The graph, which consisted of a timeline representing the number of American workers from 2007 to 2017, is annotated with the date that the Affordable Care Act, or “Obamacare,” was passed. The graph draws a false correlation between ACA and the health of the economy. “The chart itself is showing two unconnected phenomenon and it is only here that we make the connection just because we are ideologically driven.”
Make sure charts show appropriate amounts of data
“I come from the role of journalism and in the world of journalism everybody speaks about simplification,” Cairo said. “We should never over-complicate a story with complex numbers, but with simplification you may end up oversimplifying a story by showing too few numbers.”
Instead of simplification, he said data teams in newsrooms should focus on clarification.
“In order to clarify, sometimes you need to increase the amount of data that you show, the amount of complexity, the amount of density of data in order to put the data in context. A number usually means very little if you don’t compare it to other numbers,” he said.
Get comfortable with uncertainty
“Whenever you see a chart representing a sort of data, a graphic that shows the data with very sharp boundaries, very clear-cut boundaries, you should never see those boundaries as clear cut,” Cairo said. “You should see a cloud in there, like a cloud of uncertainty surrounding that particular point estimate.”
Cairo offered the example of a headline indicating that a majority of people in Catalonia did not support independence from Spain. The data, however, shows that 45.3 percent of people did not favor independence and 44.5 did, with 10 percent of participants saying they didn’t want to respond to the question.
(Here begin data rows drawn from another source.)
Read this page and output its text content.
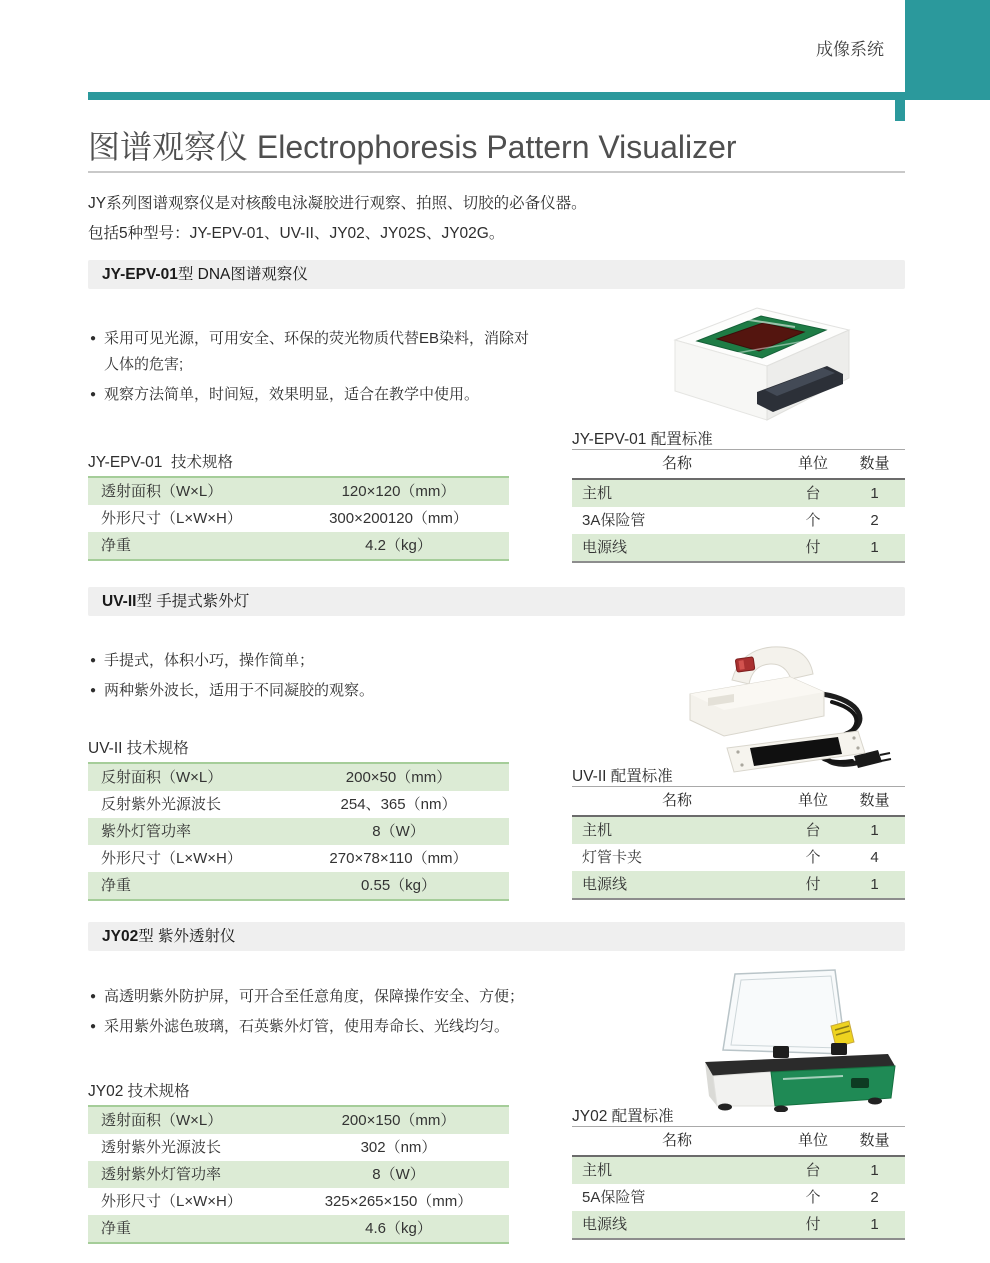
成像系统
图谱观察仪 Electrophoresis Pattern Visualizer
JY系列图谱观察仪是对核酸电泳凝胶进行观察、拍照、切胶的必备仪器。
包括5种型号：JY-EPV-01、UV-II、JY02、JY02S、JY02G。
JY-EPV-01型 DNA图谱观察仪
● 采用可见光源，可用安全、环保的荧光物质代替EB染料，消除对人体的危害;
● 观察方法简单，时间短，效果明显，适合在教学中使用。
JY-EPV-01  技术规格
透射面积（W×L）	120×120（mm）
外形尺寸（L×W×H）	300×200120（mm）
净重	4.2（kg）
JY-EPV-01 配置标准
名称	单位	数量
主机	台	1
3A保险管	个	2
电源线	付	1
UV-II型 手提式紫外灯
● 手提式，体积小巧，操作简单；
● 两种紫外波长，适用于不同凝胶的观察。
UV-II 技术规格
反射面积（W×L）	200×50（mm）
反射紫外光源波长	254、365（nm）
紫外灯管功率	8（W）
外形尺寸（L×W×H）	270×78×110（mm）
净重	0.55（kg）
UV-II 配置标准
名称	单位	数量
主机	台	1
灯管卡夹	个	4
电源线	付	1
JY02型 紫外透射仪
● 高透明紫外防护屏，可开合至任意角度，保障操作安全、方便；
● 采用紫外滤色玻璃，石英紫外灯管，使用寿命长、光线均匀。
JY02 技术规格
透射面积（W×L）	200×150（mm）
透射紫外光源波长	302（nm）
透射紫外灯管功率	8（W）
外形尺寸（L×W×H）	325×265×150（mm）
净重	4.6（kg）
JY02 配置标准
名称	单位	数量
主机	台	1
5A保险管	个	2
电源线	付	1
The margin of error on these estimates is buried in the story: 2.95.
With that large of a margin of error, the survey results are inconclusive. “All that you can claim is that they seem to be tied,” Cairo said.
Update your ethical principles to change with the times
Cairo raised the idea of focusing on ethical thinking, an approach where data visualization creators must be careful not to allow their biases to impact their graphics.
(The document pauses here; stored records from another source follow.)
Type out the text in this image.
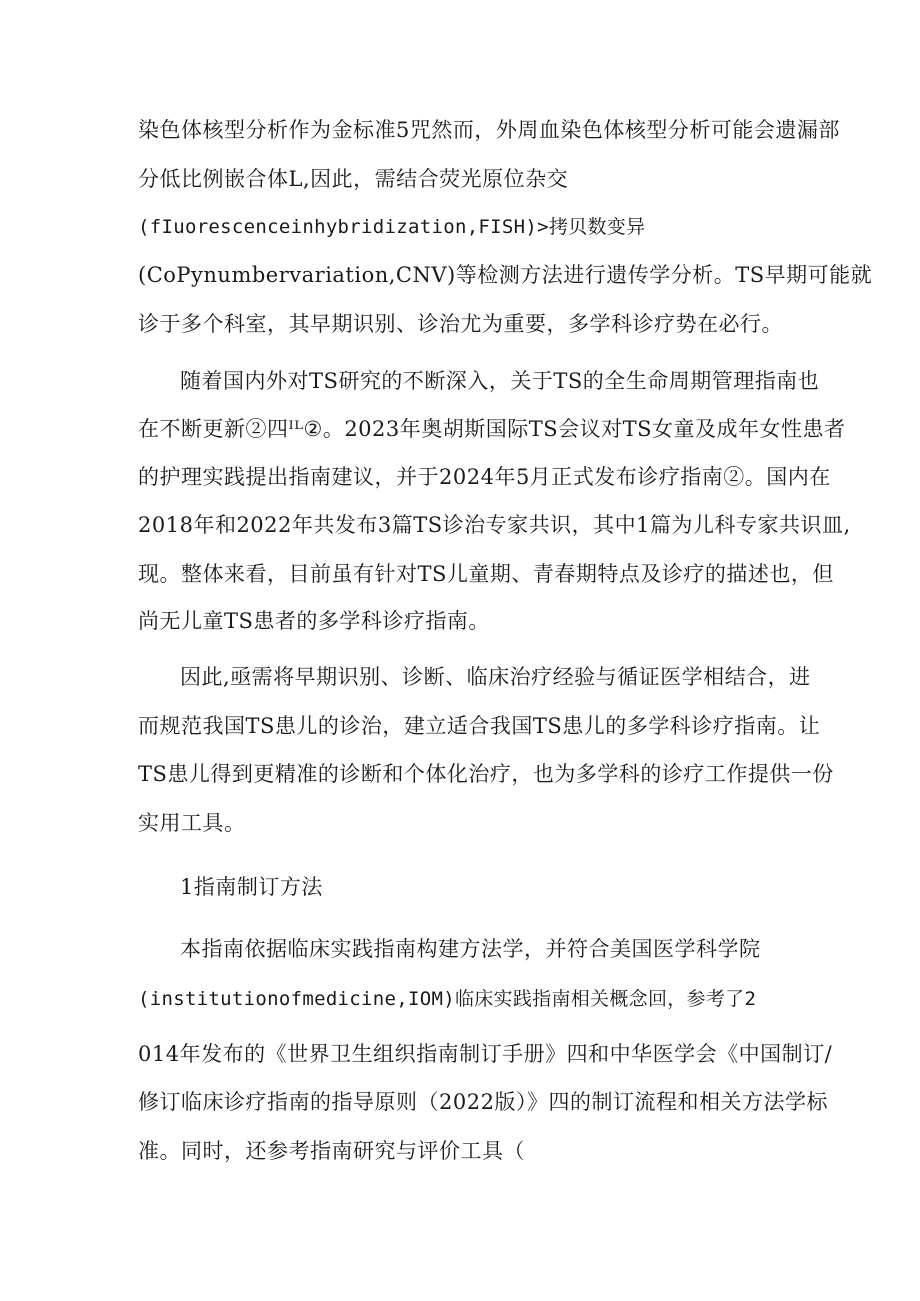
染色体核型分析作为金标准5咒然而，外周血染色体核型分析可能会遗漏部
分低比例嵌合体L,因此，需结合荧光原位杂交
(fIuorescenceinhybridization,FISH)>拷贝数变异
(CoPynumbervariation,CNV)等检测方法进行遗传学分析。TS早期可能就
诊于多个科室，其早期识别、诊治尤为重要，多学科诊疗势在必行。
随着国内外对TS研究的不断深入，关于TS的全生命周期管理指南也
在不断更新②四ᴵᴸ②。2023年奥胡斯国际TS会议对TS女童及成年女性患者
的护理实践提出指南建议，并于2024年5月正式发布诊疗指南②。国内在
2018年和2022年共发布3篇TS诊治专家共识，其中1篇为儿科专家共识皿,
现。整体来看，目前虽有针对TS儿童期、青春期特点及诊疗的描述也，但
尚无儿童TS患者的多学科诊疗指南。
因此,亟需将早期识别、诊断、临床治疗经验与循证医学相结合，进
而规范我国TS患儿的诊治，建立适合我国TS患儿的多学科诊疗指南。让
TS患儿得到更精准的诊断和个体化治疗，也为多学科的诊疗工作提供一份
实用工具。
1指南制订方法
本指南依据临床实践指南构建方法学，并符合美国医学科学院
(institutionofmedicine,IOM)临床实践指南相关概念回，参考了2
014年发布的《世界卫生组织指南制订手册》四和中华医学会《中国制订/
修订临床诊疗指南的指导原则（2022版）》四的制订流程和相关方法学标
准。同时，还参考指南研究与评价工具（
“We will never be able to get rid of them. We are human beings, we are not machines, so we cannot be perfect,” Cairo said. “But just improving it, just being able to avoid our cognitive biases or our ideological biases 10 percent or 20 percent of the time can take us a very long way.”
Cairo pointed out that people should be truthful in their arguments and avoid using poor data visualization just to prove a point. “We need to win arguments using good arguments, using good data, using good evidence and, as an extension of that, using good visualization.”
One thought on “Six ways Alberto Cairo thinks you can improve your data visualizations”
Watched CSPAN broadcast of professor Cairo on 10/19/2019. I have been training and consulting data visualization content for 11 years. I authored the first Tableau training manual in the world after leaving Tableau. I emphasize a number of key points too long for this post but several include: who is your content consumer; what are your data sources; what device does the content consumer use to see the visual.